To say that I was disappointed is an understatement, but my kids have been coached by other parents at other times so I was prepared to see what was in store. Only it got worse. Don’t misunderstand me on this description but the coach was not what I expected. She had huge frizzy hair, she wore an XXXL jersey (tucked into shorts), she had high top shoes, and the biggest fully leather fanny pack I’d ever seen complete with three large zippered pockets. She looked like one of Marge’s sisters on the Simpsons. To my surprise I found out she was a lawyer as well.
I could easily look past this, I do this all the time with club kids and all kinds of people! But, in this case, it just got stranger. Her husband was her assistant coach and it appeared his only job was to yell at the kids and keep the score of the game, though the league doesn’t keep score, and then he would announce it to the kids at each time out. She also mistook basketball for a form of football, complete with “handoffs”, and encouraging pretty much a running game that included no passing. She yelled at the kids a lot, she confused them, we ended up losing every game, only three kids showed up for the team picture… I could go on and on.
At the beginning of the season I offered to help in any way, but she quickly declined saying she didn’t need help. So I sat at each practice and game in complete amazement and disappointment as I saw the kids learning terrible habits, being ridiculed, and just overall having a terrible time.
Then it dawned on me, this is an incredible leadership assignment. How do I help our team, even though I was basically powerless to do so? I had to figure it out.
After some thought I realized my goal would need to be helping the coach to see that I could help her become an amazing coach. After a practice I went up and talked to her about how hard it is to get the kids attention and I applauded her willingness to volunteer her time. That broke the ice. Then I said that I liked one of her drills (which was a bit of a stretch but I had to start somewhere).
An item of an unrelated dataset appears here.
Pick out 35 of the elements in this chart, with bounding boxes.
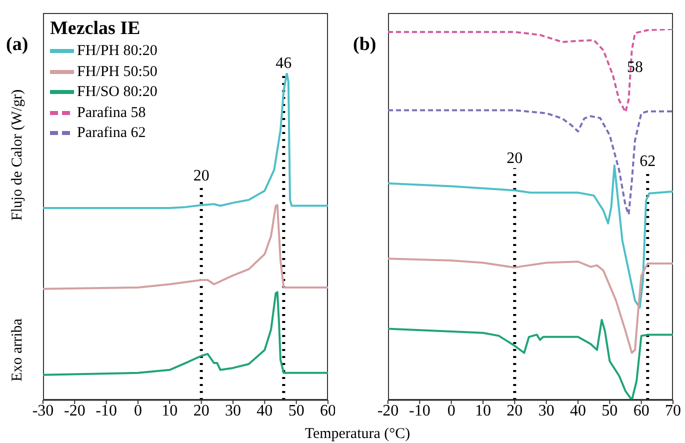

After she told me a little more about what she was trying to accomplish with it, but that it wasn’t working quite how she through, I knew I had my chance.
I told her that I thought she could end up being a fantastic coach for kids. When I told her this vision that I had for her, her eyes opened up. At this point I wasn’t stepping in to do her job, or to do it for her, I was going to help her be who she wanted to be.
I won’t go into all the details about how I executed my plan, and in all honesty it didn’t make the team much better, but I was able to help her see, even if only briefly, who she could be by believing in her and giving her vision. This is what we do as YL leaders, we step into lives of kids, other leaders, and even donors and parents… often uninvited, but figure out how to help them see who they could become. It takes risk, wisdom, some people-skills and most of all, faith.
What leadership lessons did you learn this year?